Dans son plus simple appareil.
Prête à grimper sur la chaise.
A poser les pieds sur les étriers.
« Je marche toujours à pieds nus, excusez-moi… j’ai…j’ai les pieds secs… », lance-t-elle embarrassée au gynécologue.
« Vous savez, je ne regarde pas les pieds », lui répond-il.

Et elle sourit d’un sourire bête. Mais bête.

Parfois, il vaudrait mieux parler de la pluie et du beau temps, on aurait l’air moins con.

Corps de rêve

10 juin 2011

Moi, dans une toute petite cabine à moquette beige.
Moi, devant un grand miroir surplombé d’un néon qui clignote comme un fou, qui égrène le temps pour rappeler aux femmes que la jeunesse est éphémère.
Moi, confrontée à mon image.
À ma blancheur.
À ma rondeur.
Moi, affreusement laide, en train d’essayer des maillots de bain à tour de bras.

La vendeuse ouvre le rideau.
Me tutoie.
Me sourit.
Me rassure.
Elle m’invite à basculer le tronc sur l’avant pour faire profiter à ma poitrine des bienfaits de la gravité. Elle me redresse et hop, glisse sa main dans le bonnet du bikini. Sous un sein. Puis sous l’autre. Elle resserre les bretelles, ajuste le slip.
S’écarte.
Me regarde dans le miroir : « T’as un corps de rêve… pour avoir eu deux enfants ».

Moi, deux enfants ?

B.B.

9 décembre 2010

B.B.

De sa main habile et professionnelle, il avait éloigné mes genoux l’un de l’autre.

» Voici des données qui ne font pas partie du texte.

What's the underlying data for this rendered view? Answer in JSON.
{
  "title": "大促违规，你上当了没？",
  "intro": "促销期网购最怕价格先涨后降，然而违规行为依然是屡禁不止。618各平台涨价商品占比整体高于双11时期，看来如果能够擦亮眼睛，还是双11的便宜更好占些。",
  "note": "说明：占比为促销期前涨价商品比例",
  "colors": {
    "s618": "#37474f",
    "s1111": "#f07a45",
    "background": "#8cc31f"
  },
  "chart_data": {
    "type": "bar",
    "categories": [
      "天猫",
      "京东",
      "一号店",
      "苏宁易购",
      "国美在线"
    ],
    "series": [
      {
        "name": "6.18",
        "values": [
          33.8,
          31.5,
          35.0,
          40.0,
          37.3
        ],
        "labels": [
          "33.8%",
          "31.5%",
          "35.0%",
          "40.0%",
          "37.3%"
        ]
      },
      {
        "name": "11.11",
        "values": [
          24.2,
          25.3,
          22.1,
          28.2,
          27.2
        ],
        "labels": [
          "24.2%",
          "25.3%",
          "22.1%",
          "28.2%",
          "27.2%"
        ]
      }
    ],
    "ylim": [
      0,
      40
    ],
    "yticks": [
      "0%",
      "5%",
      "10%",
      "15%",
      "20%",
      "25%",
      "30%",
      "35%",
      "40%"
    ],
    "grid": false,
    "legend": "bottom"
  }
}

Jambes écartées, pieds dans les étriers, je m’efforçais de penser à autre chose. A mes cours, à mes amis, à mes lectures. J’essayais d’être détendue. Vraiment. Mais le concret de la situation rattrapait le fil de mes pensées.

J’étais nue.

De l’âme à la peau, de la peau aux muqueuses.

Face à un inconnu.

Un inconnu qui  venait de m’ausculter là où moi-même je n’étais jamais allée et qui, à cet instant précis, me palpait la poitrine. Tendue, pleine, ronde, bombée, dodue, blanche, fraîche et ferme comme une poitrine dans ses brèves années de gloire.
Malgré les désagréments, je concevais que cette première consultation gynécologique était essentielle. Que tout ça, c’était pour mon bien ! Naturellement.

Avec le recul des années cependant, je me demande si le « Vous avez la poitrine de Brigitte Bardot », accompagnant son geste de palpation, était tout à fait approprié…

Un chat est un chat me direz vous, mais quand même…

Les deux p’tits marins

12 juillet 2010

Son frère lui disait : « T’es comme les églises, t’as les seins en dedans ». Servi sur un ton d’une délicieuse cruauté, onctueuse et amère, que seul l’amour fraternel peut concocter.

Treize ans, ses deux petits tétons, semblables à de jeunes marins frêles, n’avaient pas encore osé prendre le large. Tandis que son entourage s’émerveillait d’une douloureuse floraison d’où perçaient cerises, pommes, poires ou melons. Chez elle, rien à cueillir. Rien à franchir, rien à gravir.

Cependant, à l’aube des vacances d’été, ses mamelons enjoués levèrent inopinément l’ancre et s’embarquèrent dans un périple fou, immodeste et arrogant. Allaient-ils un jour fixer les amarres ? Oui. Et du plat pays ont émergé d’opulentes collines derrière lesquelles elle se cache encore du regard des hommes.